Em setembro de 1968, Cascais e os arredores de Lisboa foram palco de duas noites que entraram para a memória das grandes festas mundiais. A chamada “Costa do Sol”, que durante décadas acolhera famílias reais no exílio, aristocratas europeus e milionários americanos em busca de discrição, viveu um momento inédito: durante alguns dias, Portugal foi a capital do glamour internacional.
Dois dias depois, em 6 de setembro, seguiu-se o ponto alto: a festa de Antenor Patiño, o magnata boliviano do estanho, na sua quinta em Alcoitão. Patiño, herdeiro de uma das maiores fortunas da América Latina, tinha escolhido Portugal como palco das suas exibições sociais, casado com uma aristocrata europeia e com ligações aos círculos mais exclusivos da alta sociedade. A festa na Quinta Patiño ficou célebre não apenas pelo requinte, mas pela lista de convidados. Audrey Hepburn, Gina Lollobrigida, Zsa Zsa Gabor, Omar Sharif, Rex Harrison, o estilista Pierre Cardin, o produtor Darryl Zanuck e a lendária socialite Elsa Maxwell percorreram os salões decorados com cristais e candelabros, exibindo vestidos de alta-costura e joias de valor incalculável. Cascais parecia, por uma noite, mais sofisticada do que Monte Carlo.
Mas havia mais do que estrelas de cinema. Políticos estrangeiros, industriais e membros da aristocracia europeia partilhavam a mesma pista de dança, num retrato perfeito da elite global que encontrava em Portugal algo raro, uma combinação de discrição, beleza natural e um certo exotismo seguro. Para muitos desses convidados, Cascais era ainda uma novidade, um segredo revelado apenas a quem pertencia ao restrito círculo de convites.
Enquanto os jardins da Quinta Patiño se enchiam de música, gargalhadas e champanhe, Lisboa vivia dias de incerteza. António de Oliveira Salazar, após a queda que o incapacitaria, era operado de urgência na Cruz Vermelha. Os jornais, controlados pela censura, limitavam-se a comunicados vagos, enquanto no estrangeiro a imprensa preferia destacar o esplendor das festas. Criava-se assim uma imagem quase surreal de um país dividido entre o silêncio político e a exuberância mundana.

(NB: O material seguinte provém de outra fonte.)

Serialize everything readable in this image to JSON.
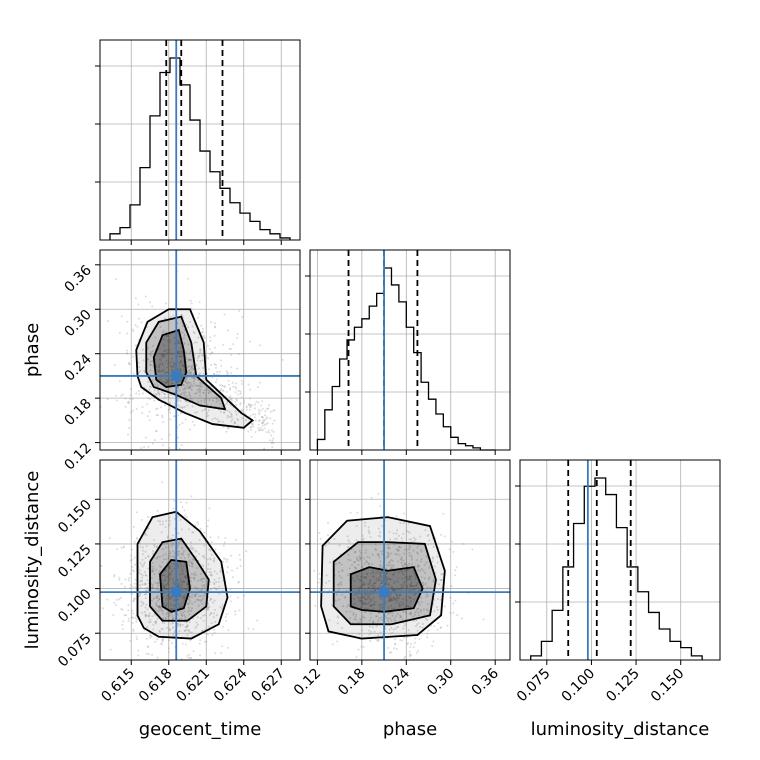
{
  "chart_data": {
    "type": "corner",
    "parameters": [
      "geocent_time",
      "phase",
      "luminosity_distance"
    ],
    "axis_labels": {
      "x": [
        "geocent_time",
        "phase",
        "luminosity_distance"
      ],
      "y": [
        "phase",
        "luminosity_distance"
      ]
    },
    "ranges": {
      "geocent_time": [
        0.6125,
        0.6285
      ],
      "phase": [
        0.11,
        0.38
      ],
      "luminosity_distance": [
        0.06,
        0.172
      ]
    },
    "ticks": {
      "geocent_time": [
        "0.615",
        "0.618",
        "0.621",
        "0.624",
        "0.627"
      ],
      "phase": [
        "0.12",
        "0.18",
        "0.24",
        "0.30",
        "0.36"
      ],
      "luminosity_distance": [
        "0.075",
        "0.100",
        "0.125",
        "0.150"
      ]
    },
    "truths": {
      "geocent_time": 0.6186,
      "phase": 0.21,
      "luminosity_distance": 0.098
    },
    "quantiles": {
      "geocent_time": [
        0.6178,
        0.619,
        0.6223
      ],
      "phase": [
        0.162,
        0.21,
        0.255
      ],
      "luminosity_distance": [
        0.087,
        0.103,
        0.122
      ]
    },
    "histograms": {
      "geocent_time": {
        "bin_edges": [
          0.6133,
          0.6141,
          0.6149,
          0.6157,
          0.6165,
          0.6173,
          0.6181,
          0.6189,
          0.6197,
          0.6205,
          0.6213,
          0.6221,
          0.6229,
          0.6237,
          0.6245,
          0.6253,
          0.6261,
          0.6269,
          0.6277
        ],
        "counts": [
          3,
          6,
          17,
          35,
          60,
          81,
          88,
          75,
          58,
          43,
          33,
          25,
          18,
          13,
          9,
          5,
          3,
          1
        ]
      },
      "phase": {
        "bin_edges": [
          0.12,
          0.13,
          0.14,
          0.15,
          0.16,
          0.17,
          0.18,
          0.19,
          0.2,
          0.21,
          0.22,
          0.23,
          0.24,
          0.25,
          0.26,
          0.27,
          0.28,
          0.29,
          0.3,
          0.31,
          0.32,
          0.33,
          0.34,
          0.35,
          0.36
        ],
        "counts": [
          5,
          19,
          30,
          43,
          52,
          58,
          62,
          68,
          74,
          86,
          78,
          70,
          58,
          46,
          32,
          24,
          17,
          11,
          6,
          3,
          2,
          1,
          0,
          0
        ]
      },
      "luminosity_distance": {
        "bin_edges": [
          0.066,
          0.072,
          0.078,
          0.084,
          0.09,
          0.096,
          0.102,
          0.108,
          0.114,
          0.12,
          0.126,
          0.132,
          0.138,
          0.144,
          0.15,
          0.156,
          0.162
        ],
        "counts": [
          2,
          9,
          24,
          45,
          66,
          84,
          88,
          80,
          64,
          45,
          33,
          23,
          15,
          9,
          6,
          2
        ]
      }
    },
    "densities": [
      {
        "x": "geocent_time",
        "y": "phase",
        "center": [
          0.6184,
          0.215
        ],
        "contours": [
          [
            [
              0.617,
              0.205
            ],
            [
              0.6168,
              0.235
            ],
            [
              0.6175,
              0.265
            ],
            [
              0.6188,
              0.272
            ],
            [
              0.6192,
              0.245
            ],
            [
              0.6194,
              0.215
            ],
            [
              0.619,
              0.198
            ],
            [
              0.6178,
              0.195
            ]
          ],
          [
            [
              0.6162,
              0.215
            ],
            [
              0.6162,
              0.255
            ],
            [
              0.6172,
              0.283
            ],
            [
              0.619,
              0.29
            ],
            [
              0.6198,
              0.255
            ],
            [
              0.6202,
              0.21
            ],
            [
              0.6222,
              0.18
            ],
            [
              0.6225,
              0.165
            ],
            [
              0.6205,
              0.17
            ],
            [
              0.6185,
              0.185
            ],
            [
              0.6168,
              0.195
            ]
          ],
          [
            [
              0.6155,
              0.21
            ],
            [
              0.6154,
              0.245
            ],
            [
              0.6163,
              0.283
            ],
            [
              0.618,
              0.3
            ],
            [
              0.6197,
              0.3
            ],
            [
              0.6208,
              0.255
            ],
            [
              0.621,
              0.205
            ],
            [
              0.6238,
              0.16
            ],
            [
              0.6247,
              0.15
            ],
            [
              0.624,
              0.14
            ],
            [
              0.6215,
              0.145
            ],
            [
              0.6193,
              0.16
            ],
            [
              0.6172,
              0.178
            ],
            [
              0.6158,
              0.195
            ]
          ]
        ]
      },
      {
        "x": "geocent_time",
        "y": "luminosity_distance",
        "center": [
          0.6185,
          0.1
        ],
        "contours": [
          [
            [
              0.6175,
              0.09
            ],
            [
              0.6173,
              0.108
            ],
            [
              0.6182,
              0.116
            ],
            [
              0.6194,
              0.115
            ],
            [
              0.6197,
              0.1
            ],
            [
              0.6192,
              0.089
            ],
            [
              0.6182,
              0.087
            ]
          ],
          [
            [
              0.6165,
              0.09
            ],
            [
              0.6165,
              0.115
            ],
            [
              0.6175,
              0.126
            ],
            [
              0.619,
              0.128
            ],
            [
              0.6202,
              0.116
            ],
            [
              0.6212,
              0.105
            ],
            [
              0.621,
              0.09
            ],
            [
              0.6195,
              0.082
            ],
            [
              0.6175,
              0.082
            ]
          ],
          [
            [
              0.6155,
              0.085
            ],
            [
              0.6155,
              0.125
            ],
            [
              0.6167,
              0.14
            ],
            [
              0.6186,
              0.143
            ],
            [
              0.6205,
              0.132
            ],
            [
              0.6222,
              0.115
            ],
            [
              0.6227,
              0.095
            ],
            [
              0.622,
              0.08
            ],
            [
              0.6198,
              0.072
            ],
            [
              0.6172,
              0.073
            ],
            [
              0.616,
              0.078
            ]
          ]
        ]
      },
      {
        "x": "phase",
        "y": "luminosity_distance",
        "center": [
          0.215,
          0.1
        ],
        "contours": [
          [
            [
              0.165,
              0.09
            ],
            [
              0.165,
              0.108
            ],
            [
              0.19,
              0.112
            ],
            [
              0.215,
              0.11
            ],
            [
              0.25,
              0.112
            ],
            [
              0.262,
              0.1
            ],
            [
              0.25,
              0.089
            ],
            [
              0.21,
              0.087
            ],
            [
              0.18,
              0.088
            ]
          ],
          [
            [
              0.142,
              0.09
            ],
            [
              0.142,
              0.115
            ],
            [
              0.175,
              0.126
            ],
            [
              0.215,
              0.126
            ],
            [
              0.265,
              0.125
            ],
            [
              0.28,
              0.105
            ],
            [
              0.272,
              0.085
            ],
            [
              0.22,
              0.08
            ],
            [
              0.165,
              0.08
            ]
          ],
          [
            [
              0.125,
              0.09
            ],
            [
              0.127,
              0.124
            ],
            [
              0.16,
              0.138
            ],
            [
              0.215,
              0.14
            ],
            [
              0.272,
              0.135
            ],
            [
              0.292,
              0.11
            ],
            [
              0.287,
              0.085
            ],
            [
              0.255,
              0.074
            ],
            [
              0.18,
              0.072
            ],
            [
              0.135,
              0.076
            ]
          ]
        ]
      }
    ]
  }
}
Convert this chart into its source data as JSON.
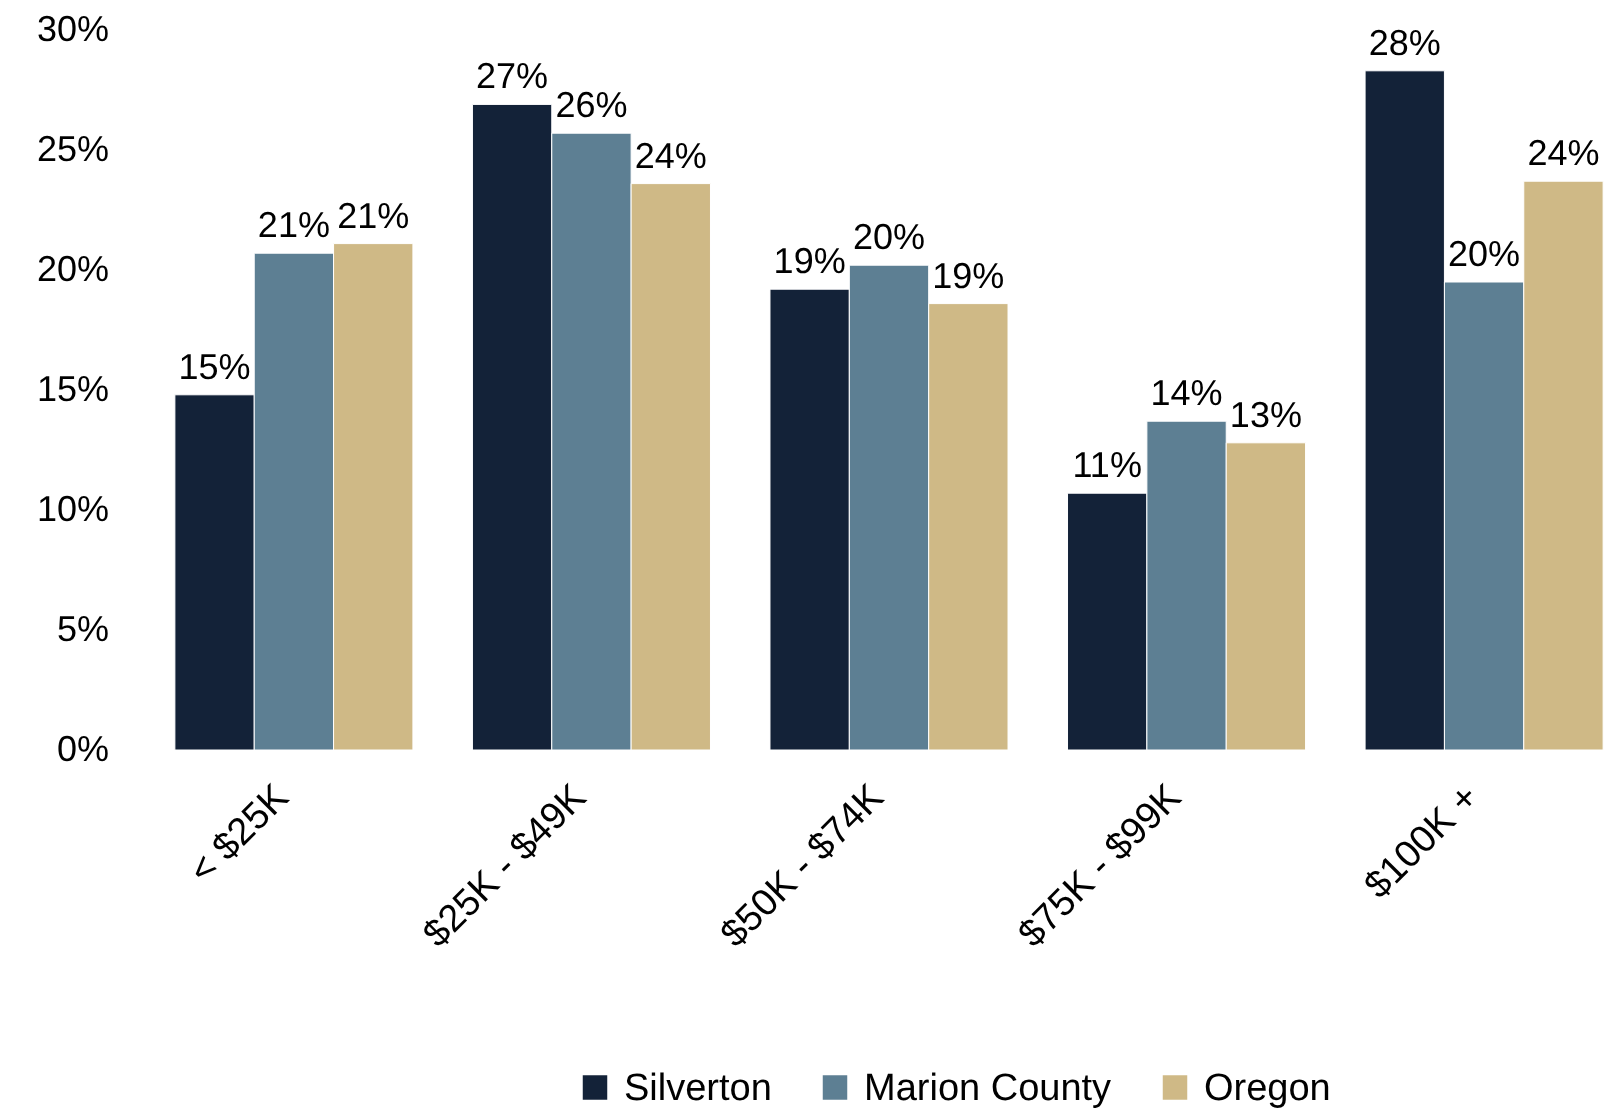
{
  "chart_data": {
    "type": "bar",
    "categories": [
      "< $25K",
      "$25K - $49K",
      "$50K - $74K",
      "$75K - $99K",
      "$100K +"
    ],
    "series": [
      {
        "name": "Silverton",
        "color": "#132238",
        "values": [
          14.8,
          26.9,
          19.2,
          10.7,
          28.3
        ],
        "value_labels": [
          "15%",
          "27%",
          "19%",
          "11%",
          "28%"
        ]
      },
      {
        "name": "Marion County",
        "color": "#5d7f93",
        "values": [
          20.7,
          25.7,
          20.2,
          13.7,
          19.5
        ],
        "value_labels": [
          "21%",
          "26%",
          "20%",
          "14%",
          "20%"
        ]
      },
      {
        "name": "Oregon",
        "color": "#cfb986",
        "values": [
          21.1,
          23.6,
          18.6,
          12.8,
          23.7
        ],
        "value_labels": [
          "21%",
          "24%",
          "19%",
          "13%",
          "24%"
        ]
      }
    ],
    "ylim": [
      0,
      30
    ],
    "yticks": [
      {
        "value": 0,
        "label": "0%"
      },
      {
        "value": 5,
        "label": "5%"
      },
      {
        "value": 10,
        "label": "10%"
      },
      {
        "value": 15,
        "label": "15%"
      },
      {
        "value": 20,
        "label": "20%"
      },
      {
        "value": 25,
        "label": "25%"
      },
      {
        "value": 30,
        "label": "30%"
      }
    ],
    "legend": "bottom",
    "grid": false
  }
}
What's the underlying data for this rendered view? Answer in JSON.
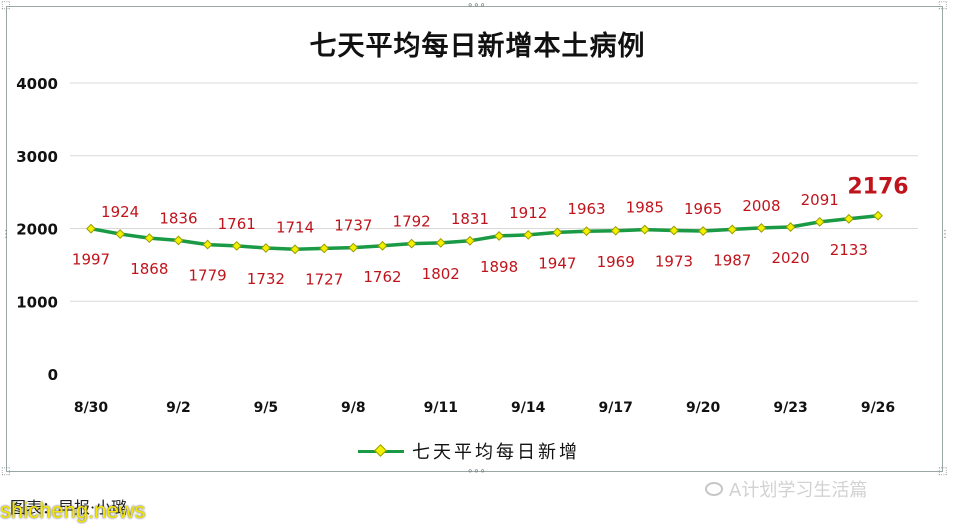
{
  "chart_data": {
    "type": "line",
    "title": "七天平均每日新增本土病例",
    "x": [
      "8/30",
      "8/31",
      "9/1",
      "9/2",
      "9/3",
      "9/4",
      "9/5",
      "9/6",
      "9/7",
      "9/8",
      "9/9",
      "9/10",
      "9/11",
      "9/12",
      "9/13",
      "9/14",
      "9/15",
      "9/16",
      "9/17",
      "9/18",
      "9/19",
      "9/20",
      "9/21",
      "9/22",
      "9/23",
      "9/24",
      "9/25",
      "9/26"
    ],
    "x_tick_labels": [
      "8/30",
      "9/2",
      "9/5",
      "9/8",
      "9/11",
      "9/14",
      "9/17",
      "9/20",
      "9/23",
      "9/26"
    ],
    "y_ticks": [
      "0",
      "1000",
      "2000",
      "3000",
      "4000"
    ],
    "ylim": [
      0,
      4000
    ],
    "series": [
      {
        "name": "七天平均每日新增",
        "values": [
          1997,
          1924,
          1868,
          1836,
          1779,
          1761,
          1732,
          1714,
          1727,
          1737,
          1762,
          1792,
          1802,
          1831,
          1898,
          1912,
          1947,
          1963,
          1969,
          1985,
          1973,
          1965,
          1987,
          2008,
          2020,
          2091,
          2133,
          2176
        ]
      }
    ],
    "grid": true,
    "legend_position": "bottom",
    "colors": {
      "line": "#1a9a45",
      "marker_fill": "#f2f200",
      "marker_stroke": "#9a9a00",
      "data_label": "#c0141c",
      "grid": "#d9d9d9"
    }
  },
  "footer": {
    "source": "图表：早报·小璐",
    "watermark": "shicheng.news",
    "account": "A计划学习生活篇"
  }
}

Estas noites de luxo e cosmopolitismo não foram um episódio isolado. Desde os anos 40 que a região do Estoril era conhecida como Costa dos Reis, refúgio de monarcas destronados e nobres sem trono. O rei Humberto II de Itália, o conde de Barcelona, o rei Carol da Roménia ou o duque de Windsor já tinham feito da linha de Cascais o seu porto discreto. As festas de 1968, porém, elevaram essa tradição a outro patamar, colocando Portugal nas páginas das revistas internacionais como destino inesperadamente chique.
Muitos dos convidados regressariam nos anos seguintes, atraídos pela beleza e pela segurança do lugar. O próprio nome Quinta Patiño tornou-se lendário, sinónimo de exclusividade. A memória dessas noites continuou a alimentar a reputação de Cascais como enclave de luxo, hoje visível na sua ligação a grandes eventos internacionais. Foi o instante em que dois mundos se cruzaram, o Portugal fechado do Estado Novo e o universo cintilante das elites globais. Por algumas noites, o país mostrou uma face inesperada ao mundo e Cascais brilhou com tal intensidade que fez parecer, a quem lá esteve, que até Hollywood tinha ficado pequena.
Diz-se que na festa de Patiño circularam mais de mil garrafas de champanhe francês e que as joias exibidas pelas convidadas rivalizavam com as vitrinas da Place Vendôme. Audrey Hepburn, fiel à sua imagem de elegância contida, terá surgido apenas com um discreto colar de pérolas, em contraste com os diamantes exuberantes de Zsa Zsa Gabor. Omar Sharif terá passado parte da noite numa mesa improvisada de bridge, enquanto Pierre Cardin aproveitou para mostrar, em primeira mão, criações da sua nova coleção. A imprensa estrangeira chamou-lhe a noite em que Portugal se vestiu de Hollywood, e nunca Cascais voltou a ser vista da mesma forma.